Trabalho incluía coletar dados desabonadores das cidades atendidas pelo sistema e "buscar apoio político para reforçar denúncias"


RUBENS VALENTE
DA REPORTAGEM LOCAL

Uma ação na Justiça do Trabalho revela que um grupo de 11 empresários pagou um advogado para tentar impedir que prefeituras terceirizassem a merenda escolar.
Com a terceirização, essas empresas, que vendem enlatados, biscoitos e carne às prefeituras, perderam espaço. As terceirizadas entregam parte da comida já pronta. O que está em jogo é um mercado de R$ 2 bilhões em 2009.
O plano das empresas consistiu em usar os serviços do advogado -sem revelar nos documentos seus vínculos com as empresas- para impugnar editais de licitações lançados pelas prefeituras, propor ações judiciais e fazer denúncias aos tribunais de contas, Ministério Público e imprensa sobre eventuais irregularidades. Isso teria ocorrido em pelo menos 120 licitações, principalmente em Estados do Sul e do Sudeste.
A estratégia de combater a terceirização foi trazida à tona pelo próprio advogado das empresas, Sidney Melquíades de Queiroz. Dizendo-se prejudicado pelo fim do suposto contrato informal que mantinha com as empresas, ele entrou com uma ação trabalhista, ainda não julgada, na 2ª Vara do Trabalho de São Caetano, para obter indenização.
A ação trabalhista foi localizada e revelada à Folha pela assessoria jurídica da SP Alimentação, empresa terceirizada sob investigação do Ministério Público por suspeita de irregularidades no fornecimento da merenda. Intrigados com as ações de Queiroz em vários municípios ao mesmo tempo -e especialmente em São Paulo, onde prestou depoimento ao Ministério Público e fez, em 2007, uma denúncia formal contra o prefeito Gilberto Kassab (DEM)-, os advogados da SP decidiram investigar Queiroz.
Na petição da ação trabalhista, o advogado descreveu as principais metas do que ele chamou de "consórcio informal" das empresas: "Não permitir o avanço do sistema de terceirização no município de São Paulo; [e] impedir que o sistema de terceirização se iniciasse junto [sic] ao governo de São Paulo".
O trabalho incluía "coletar o máximo de informações desabonadoras dos municípios [prefeituras] já atendidos pelo sistema terceirizado" e "buscar apoio político com vereadores, deputados estaduais ou federais, sempre de oposição, para reforçar as denúncias".
Queiroz anexou à ação vários e-mails que ele trocou com os empresários, principalmente Marcos Antônio Ferreira, diretor da AIM Comércio, representante da Sadia e das bolachas Mabel em São Paulo.
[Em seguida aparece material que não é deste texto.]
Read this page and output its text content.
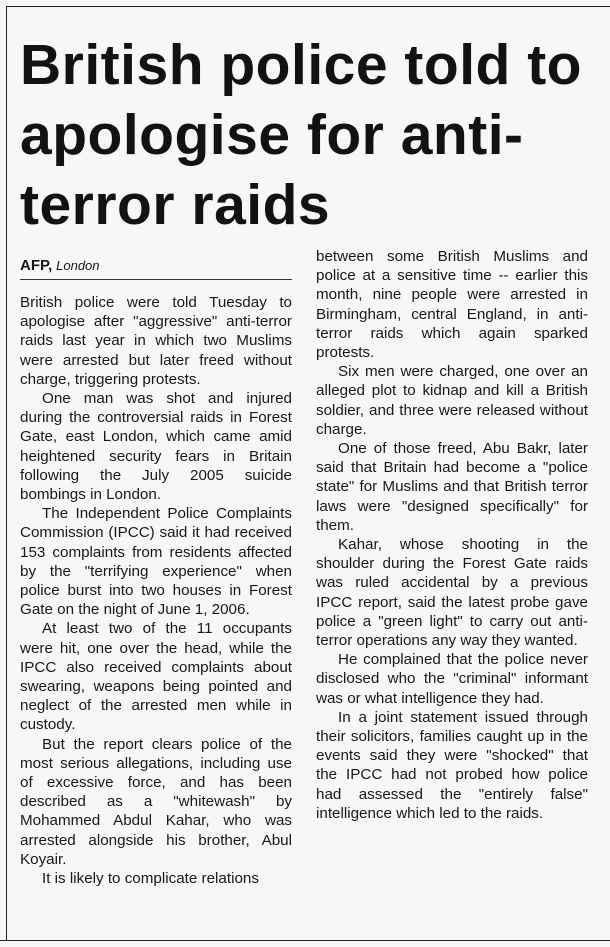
British police told to apologise for anti-terror raids
AFP, London

British police were told Tuesday to apologise after "aggressive" anti-terror raids last year in which two Muslims were arrested but later freed without charge, triggering protests.

One man was shot and injured during the controversial raids in Forest Gate, east London, which came amid heightened security fears in Britain following the July 2005 suicide bombings in London.

The Independent Police Complaints Commission (IPCC) said it had received 153 complaints from residents affected by the "terrifying experience" when police burst into two houses in Forest Gate on the night of June 1, 2006.

At least two of the 11 occupants were hit, one over the head, while the IPCC also received complaints about swearing, weapons being pointed and neglect of the arrested men while in custody.

But the report clears police of the most serious allegations, including use of excessive force, and has been described as a "whitewash" by Mohammed Abdul Kahar, who was arrested alongside his brother, Abul Koyair.

It is likely to complicate relations

between some British Muslims and police at a sensitive time -- earlier this month, nine people were arrested in Birmingham, central England, in anti-terror raids which again sparked protests.

Six men were charged, one over an alleged plot to kidnap and kill a British soldier, and three were released without charge.

One of those freed, Abu Bakr, later said that Britain had become a "police state" for Muslims and that British terror laws were "designed specifically" for them.

Kahar, whose shooting in the shoulder during the Forest Gate raids was ruled accidental by a previous IPCC report, said the latest probe gave police a "green light" to carry out anti-terror operations any way they wanted.

He complained that the police never disclosed who the "criminal" informant was or what intelligence they had.

In a joint statement issued through their solicitors, families caught up in the events said they were "shocked" that the IPCC had not probed how police had assessed the "entirely false" intelligence which led to the raids.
Em uma das mensagens, Ferreira descreve reuniões entre os empresários e a necessidade de fazer uma "caixinha" para remunerar Queiroz e duas nutricionistas que deveriam fazer laudos para dar base às denúncias.
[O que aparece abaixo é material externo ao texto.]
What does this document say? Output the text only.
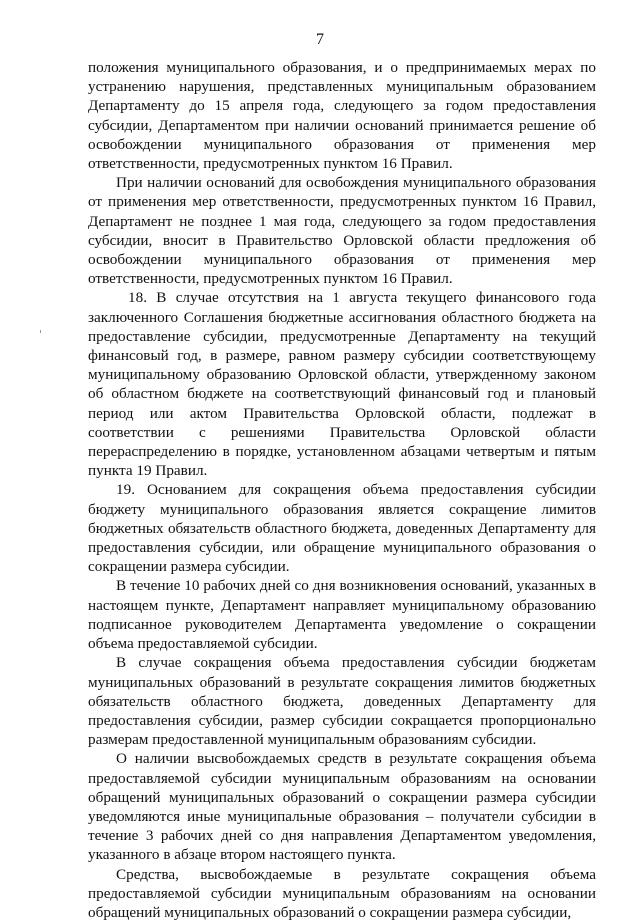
7

положения муниципального образования, и о предпринимаемых мерах по устранению нарушения, представленных муниципальным образованием Департаменту до 15 апреля года, следующего за годом предоставления субсидии, Департаментом при наличии оснований принимается решение об освобождении муниципального образования от применения мер ответственности, предусмотренных пунктом 16 Правил.

При наличии оснований для освобождения муниципального образования от применения мер ответственности, предусмотренных пунктом 16 Правил, Департамент не позднее 1 мая года, следующего за годом предоставления субсидии, вносит в Правительство Орловской области предложения об освобождении муниципального образования от применения мер ответственности, предусмотренных пунктом 16 Правил.

18. В случае отсутствия на 1 августа текущего финансового года заключенного Соглашения бюджетные ассигнования областного бюджета на предоставление субсидии, предусмотренные Департаменту на текущий финансовый год, в размере, равном размеру субсидии соответствующему муниципальному образованию Орловской области, утвержденному законом об областном бюджете на соответствующий финансовый год и плановый период или актом Правительства Орловской области, подлежат в соответствии с решениями Правительства Орловской области перераспределению в порядке, установленном абзацами четвертым и пятым пункта 19 Правил.

19. Основанием для сокращения объема предоставления субсидии бюджету муниципального образования является сокращение лимитов бюджетных обязательств областного бюджета, доведенных Департаменту для предоставления субсидии, или обращение муниципального образования о сокращении размера субсидии.

В течение 10 рабочих дней со дня возникновения оснований, указанных в настоящем пункте, Департамент направляет муниципальному образованию подписанное руководителем Департамента уведомление о сокращении объема предоставляемой субсидии.

В случае сокращения объема предоставления субсидии бюджетам муниципальных образований в результате сокращения лимитов бюджетных обязательств областного бюджета, доведенных Департаменту для предоставления субсидии, размер субсидии сокращается пропорционально размерам предоставленной муниципальным образованиям субсидии.

О наличии высвобождаемых средств в результате сокращения объема предоставляемой субсидии муниципальным образованиям на основании обращений муниципальных образований о сокращении размера субсидии уведомляются иные муниципальные образования – получатели субсидии в течение 3 рабочих дней со дня направления Департаментом уведомления, указанного в абзаце втором настоящего пункта.

Средства, высвобождаемые в результате сокращения объема предоставляемой субсидии муниципальным образованиям на основании обращений муниципальных образований о сокращении размера субсидии,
Ferreira dividiu os custos em 11 empresas, e cada uma deveria colaborar com R$ 2.000 mensais por um prazo inicial de três meses. Segundo Queiroz, o sistema durou de janeiro de 2006 a "meados de 2008".
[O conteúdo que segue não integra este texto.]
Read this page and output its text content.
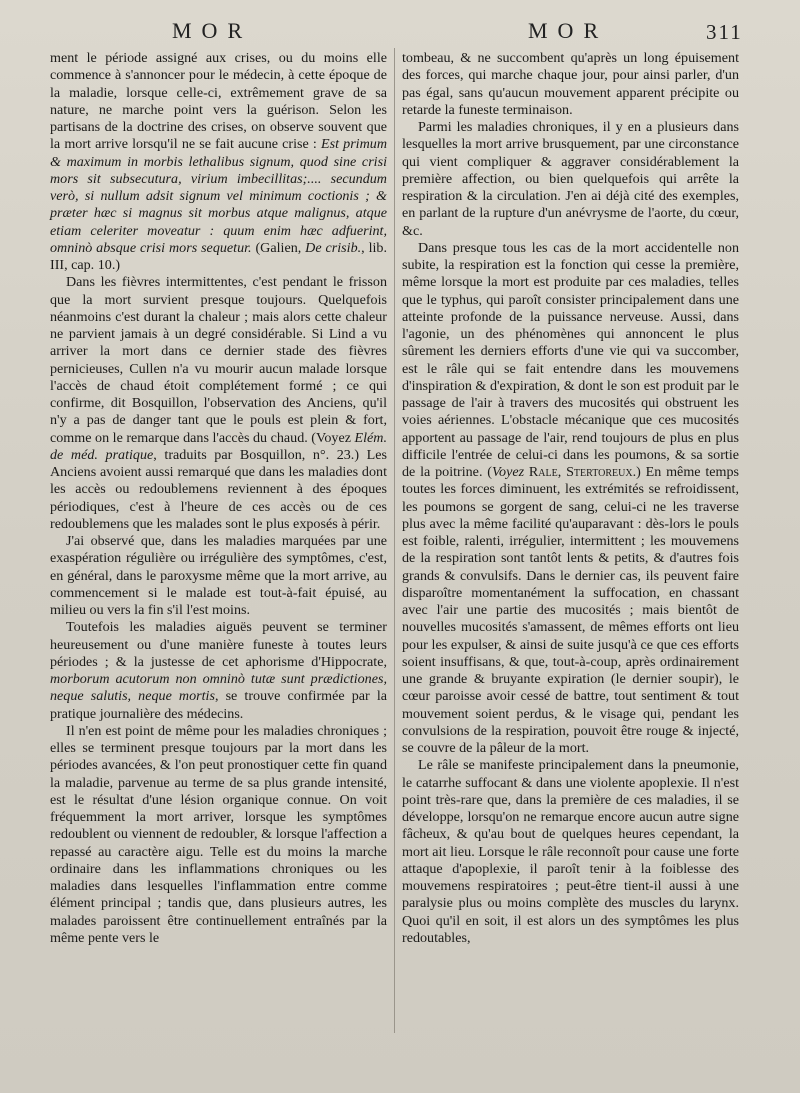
MOR	MOR	311

ment le période assigné aux crises, ou du moins elle commence à s'annoncer pour le médecin, à cette époque de la maladie, lorsque celle-ci, extrêmement grave de sa nature, ne marche point vers la guérison. Selon les partisans de la doctrine des crises, on observe souvent que la mort arrive lorsqu'il ne se fait aucune crise : Est primum & maximum in morbis lethalibus signum, quod sine crisi mors sit subsecutura, virium imbecillitas;.... secundum verò, si nullum adsit signum vel minimum coctionis ; & præter hæc si magnus sit morbus atque malignus, atque etiam celeriter moveatur : quum enim hæc adfuerint, omninò absque crisi mors sequetur. (Galien, De crisib., lib. III, cap. 10.)

Dans les fièvres intermittentes, c'est pendant le frisson que la mort survient presque toujours. Quelquefois néanmoins c'est durant la chaleur ; mais alors cette chaleur ne parvient jamais à un degré considérable. Si Lind a vu arriver la mort dans ce dernier stade des fièvres pernicieuses, Cullen n'a vu mourir aucun malade lorsque l'accès de chaud étoit complétement formé ; ce qui confirme, dit Bosquillon, l'observation des Anciens, qu'il n'y a pas de danger tant que le pouls est plein & fort, comme on le remarque dans l'accès du chaud. (Voyez Elém. de méd. pratique, traduits par Bosquillon, n°. 23.) Les Anciens avoient aussi remarqué que dans les maladies dont les accès ou redoublemens reviennent à des époques périodiques, c'est à l'heure de ces accès ou de ces redoublemens que les malades sont le plus exposés à périr.

J'ai observé que, dans les maladies marquées par une exaspération régulière ou irrégulière des symptômes, c'est, en général, dans le paroxysme même que la mort arrive, au commencement si le malade est tout-à-fait épuisé, au milieu ou vers la fin s'il l'est moins.

Toutefois les maladies aiguës peuvent se terminer heureusement ou d'une manière funeste à toutes leurs périodes ; & la justesse de cet aphorisme d'Hippocrate, morborum acutorum non omninò tutæ sunt prædictiones, neque salutis, neque mortis, se trouve confirmée par la pratique journalière des médecins.

Il n'en est point de même pour les maladies chroniques ; elles se terminent presque toujours par la mort dans les périodes avancées, & l'on peut pronostiquer cette fin quand la maladie, parvenue au terme de sa plus grande intensité, est le résultat d'une lésion organique connue. On voit fréquemment la mort arriver, lorsque les symptômes redoublent ou viennent de redoubler, & lorsque l'affection a repassé au caractère aigu. Telle est du moins la marche ordinaire dans les inflammations chroniques ou les maladies dans lesquelles l'inflammation entre comme élément principal ; tandis que, dans plusieurs autres, les malades paroissent être continuellement entraînés par la même pente vers le

tombeau, & ne succombent qu'après un long épuisement des forces, qui marche chaque jour, pour ainsi parler, d'un pas égal, sans qu'aucun mouvement apparent précipite ou retarde la funeste terminaison.

Parmi les maladies chroniques, il y en a plusieurs dans lesquelles la mort arrive brusquement, par une circonstance qui vient compliquer & aggraver considérablement la première affection, ou bien quelquefois qui arrête la respiration & la circulation. J'en ai déjà cité des exemples, en parlant de la rupture d'un anévrysme de l'aorte, du cœur, &c.

Dans presque tous les cas de la mort accidentelle non subite, la respiration est la fonction qui cesse la première, même lorsque la mort est produite par ces maladies, telles que le typhus, qui paroît consister principalement dans une atteinte profonde de la puissance nerveuse. Aussi, dans l'agonie, un des phénomènes qui annoncent le plus sûrement les derniers efforts d'une vie qui va succomber, est le râle qui se fait entendre dans les mouvemens d'inspiration & d'expiration, & dont le son est produit par le passage de l'air à travers des mucosités qui obstruent les voies aériennes. L'obstacle mécanique que ces mucosités apportent au passage de l'air, rend toujours de plus en plus difficile l'entrée de celui-ci dans les poumons, & sa sortie de la poitrine. (Voyez Rale, Stertoreux.) En même temps toutes les forces diminuent, les extrémités se refroidissent, les poumons se gorgent de sang, celui-ci ne les traverse plus avec la même facilité qu'auparavant : dès-lors le pouls est foible, ralenti, irrégulier, intermittent ; les mouvemens de la respiration sont tantôt lents & petits, & d'autres fois grands & convulsifs. Dans le dernier cas, ils peuvent faire disparoître momentanément la suffocation, en chassant avec l'air une partie des mucosités ; mais bientôt de nouvelles mucosités s'amassent, de mêmes efforts ont lieu pour les expulser, & ainsi de suite jusqu'à ce que ces efforts soient insuffisans, & que, tout-à-coup, après ordinairement une grande & bruyante expiration (le dernier soupir), le cœur paroisse avoir cessé de battre, tout sentiment & tout mouvement soient perdus, & le visage qui, pendant les convulsions de la respiration, pouvoit être rouge & injecté, se couvre de la pâleur de la mort.

Le râle se manifeste principalement dans la pneumonie, le catarrhe suffocant & dans une violente apoplexie. Il n'est point très-rare que, dans la première de ces maladies, il se développe, lorsqu'on ne remarque encore aucun autre signe fâcheux, & qu'au bout de quelques heures cependant, la mort ait lieu. Lorsque le râle reconnoît pour cause une forte attaque d'apoplexie, il paroît tenir à la foiblesse des mouvemens respiratoires ; peut-être tient-il aussi à une paralysie plus ou moins complète des muscles du larynx. Quoi qu'il en soit, il est alors un des symptômes les plus redoutables,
O advogado moveu a ação trabalhista contra AIM, Sadia, Cathita, Conservas Oderich, ATV, Frisa, Fábrica Mabel, CCM, Biolac, Biscoito Dunga e Socom Alimentos. As empresas ainda não foram notificadas pela Justiça sobre o assunto.
Os advogados da SP Alimentação protocolaram na Justiça, no último dia 22, um pedido de busca e apreensão de documentos na sede da AIM e revelaram a ação trabalhista. Ouvidos pela juíza, os promotores de Justiça pediram a abertura de um inquérito policial. "De fato, as diversas correspondências eletrônicas juntas pelo requerente, extraídas de ação trabalhista, e a conta corrente aberta por Marcos Ferreira e Otávio Gottardi indicam um quadro indicionário da ocorrência de crime previsto na lei [das licitações] 8.666/93."
A juíza Ariane de Fátima Alves Dias não concordou com as buscas, mas orientou a SP Alimentação a realizar uma notícia-crime na Justiça.
No ano passado, o advogado Queiroz foi investigado por suposta falsidade ideológica. Ele foi acusado de usar o nome de uma outra pessoa ao tentar impugnar um edital para a compra de merenda escolar.